Monday, April 27, 2026

Durrani, "Industrial Patent Law"

Haris Durrani (Harvard University) has posted "Industrial Patent Law," which is forthcoming in Volume 104 of the Washington University Law Review. The abstract:

History is absent from the rigorous debate on government patent policy. Scholarship has focused on the Bayh-Dole Act of 1980, where the government relinquished control over patents on inventions developed with federal funding. The act’s critics advocate the exercise of its key exception: government rights to “march in” to require that contractors license patents to third parties, a carveout never used until last year, when the Trump Administration threatened to exercise it against universities. Meanwhile, the act’s defenders argue that marching in and other “public patent powers”—e.g., government rights to title or liability shields for contractors—stymy innovation and commercialization and are not designed to serve the public interest. But these debates have hardly examined the world before Bayh-Dole, when government control of patents was the norm. Scholars instead study the act’s effects, such as “anticommons” problems, or engage in counterfactuals, asking what might have transpired if the government had ever marched in or exercised similar powers. Yet history supplies an economic experiment for testing the effects of powers like march-in before Bayh-Dole. The most influential and striking uses of these powers involved one of the consequential technologies of the Cold War, the communications satellite.

To that end, this Essay is a targeted account of industrial patent law, the post-World War II framework for government patent policy. Carefully reading archival records, administrative proceedings, and case law on patents and contracts during the Cold War, the Essay uncovers the history of industrial patent law and bolsters the argument for its restoration. The Essay focuses on disputes over communications satellites, which shaped industrial patent law writ large.

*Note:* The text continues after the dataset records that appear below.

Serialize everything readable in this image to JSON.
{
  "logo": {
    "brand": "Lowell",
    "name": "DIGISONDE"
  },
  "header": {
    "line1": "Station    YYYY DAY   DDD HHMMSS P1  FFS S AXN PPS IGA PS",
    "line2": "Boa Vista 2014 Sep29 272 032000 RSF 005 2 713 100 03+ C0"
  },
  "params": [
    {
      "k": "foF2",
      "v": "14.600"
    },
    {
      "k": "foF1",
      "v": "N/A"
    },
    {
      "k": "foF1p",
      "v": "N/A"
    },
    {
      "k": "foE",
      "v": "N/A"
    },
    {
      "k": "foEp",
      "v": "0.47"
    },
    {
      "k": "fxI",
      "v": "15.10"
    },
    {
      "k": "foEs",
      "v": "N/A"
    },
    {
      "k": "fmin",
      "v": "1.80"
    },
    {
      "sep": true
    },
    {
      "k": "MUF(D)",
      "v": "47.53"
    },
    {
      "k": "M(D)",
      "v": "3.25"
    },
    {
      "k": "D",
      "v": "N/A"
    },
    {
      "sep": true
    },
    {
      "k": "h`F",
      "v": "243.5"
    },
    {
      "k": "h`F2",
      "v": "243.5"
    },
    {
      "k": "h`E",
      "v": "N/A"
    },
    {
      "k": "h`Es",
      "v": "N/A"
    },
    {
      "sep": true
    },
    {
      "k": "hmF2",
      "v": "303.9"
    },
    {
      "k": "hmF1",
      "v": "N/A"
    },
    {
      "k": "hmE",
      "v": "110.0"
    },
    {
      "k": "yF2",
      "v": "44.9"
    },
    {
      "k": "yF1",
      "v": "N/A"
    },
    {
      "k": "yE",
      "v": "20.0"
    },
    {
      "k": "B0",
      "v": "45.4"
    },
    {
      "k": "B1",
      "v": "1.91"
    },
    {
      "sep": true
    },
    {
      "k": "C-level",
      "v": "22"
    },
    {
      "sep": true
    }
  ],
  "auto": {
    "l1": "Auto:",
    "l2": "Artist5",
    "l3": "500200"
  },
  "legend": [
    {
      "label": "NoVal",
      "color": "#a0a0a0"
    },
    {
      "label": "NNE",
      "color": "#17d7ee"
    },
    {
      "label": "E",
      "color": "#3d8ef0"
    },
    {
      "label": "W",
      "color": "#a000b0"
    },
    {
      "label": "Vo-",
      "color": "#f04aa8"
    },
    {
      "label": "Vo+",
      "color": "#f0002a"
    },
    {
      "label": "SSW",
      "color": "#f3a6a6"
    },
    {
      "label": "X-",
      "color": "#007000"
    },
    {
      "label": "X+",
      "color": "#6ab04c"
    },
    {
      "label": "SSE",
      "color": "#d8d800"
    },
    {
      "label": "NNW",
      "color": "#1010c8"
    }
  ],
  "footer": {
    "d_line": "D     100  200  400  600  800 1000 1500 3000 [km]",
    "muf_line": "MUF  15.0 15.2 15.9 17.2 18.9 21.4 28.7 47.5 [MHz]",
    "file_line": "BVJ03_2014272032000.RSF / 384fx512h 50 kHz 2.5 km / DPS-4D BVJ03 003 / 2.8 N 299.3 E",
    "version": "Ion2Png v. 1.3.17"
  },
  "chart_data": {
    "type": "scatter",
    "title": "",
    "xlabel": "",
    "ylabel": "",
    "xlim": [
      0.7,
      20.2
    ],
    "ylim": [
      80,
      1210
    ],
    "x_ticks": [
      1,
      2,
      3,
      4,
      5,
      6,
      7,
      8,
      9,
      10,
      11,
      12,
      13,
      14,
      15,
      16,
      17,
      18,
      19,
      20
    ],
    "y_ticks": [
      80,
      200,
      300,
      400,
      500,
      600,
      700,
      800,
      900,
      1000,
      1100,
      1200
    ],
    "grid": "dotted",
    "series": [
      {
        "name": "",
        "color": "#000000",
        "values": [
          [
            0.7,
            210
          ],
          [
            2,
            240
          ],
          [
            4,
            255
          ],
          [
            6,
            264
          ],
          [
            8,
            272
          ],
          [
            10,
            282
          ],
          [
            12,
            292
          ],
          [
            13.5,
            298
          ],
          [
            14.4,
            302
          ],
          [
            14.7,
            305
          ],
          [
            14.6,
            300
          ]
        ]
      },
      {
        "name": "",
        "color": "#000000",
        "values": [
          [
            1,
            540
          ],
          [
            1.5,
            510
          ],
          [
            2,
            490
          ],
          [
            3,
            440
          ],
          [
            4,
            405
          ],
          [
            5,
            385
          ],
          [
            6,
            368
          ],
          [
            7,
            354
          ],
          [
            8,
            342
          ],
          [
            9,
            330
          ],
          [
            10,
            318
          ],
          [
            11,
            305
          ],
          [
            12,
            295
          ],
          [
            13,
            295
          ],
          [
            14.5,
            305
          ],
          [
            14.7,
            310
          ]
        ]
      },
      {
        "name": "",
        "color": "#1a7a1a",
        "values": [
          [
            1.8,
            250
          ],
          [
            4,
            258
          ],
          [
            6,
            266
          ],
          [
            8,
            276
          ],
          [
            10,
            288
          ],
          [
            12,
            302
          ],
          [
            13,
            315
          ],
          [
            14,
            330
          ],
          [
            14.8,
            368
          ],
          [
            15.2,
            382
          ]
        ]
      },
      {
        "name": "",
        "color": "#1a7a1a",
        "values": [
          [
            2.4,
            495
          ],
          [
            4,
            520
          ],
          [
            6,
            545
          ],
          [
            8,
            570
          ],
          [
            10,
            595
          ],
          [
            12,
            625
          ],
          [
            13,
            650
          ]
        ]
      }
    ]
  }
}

The Essay draws three takeaways from this history. First, industrial patent law was designed and worked to spur innovation and commercialization and protect the public interest, contrary to the narrative spun by skeptics of march-in rights. Second, industrial patent law’s demise was due not merely to Bayh-Dole, but, more profoundly, to the government’s longstanding belief in unsubstantiated claims from company representatives that public patent powers are anathema to technological and commercial growth—claims recited by skeptics of march-in rights to this day. Third, the history supports two modern uses of industrial patent law: (1) marching in as an antimonopoly tool to control price; and (2) retaining title or marching in to regulate spacecraft as public utilities, an application highly pertinent to SpaceX. The Essay also suggests that, contrary to scholarly outcry, the Trump Administration’s threat to march in on universities is an opportunity to course correct decades of unchecked privatization of U.S. research.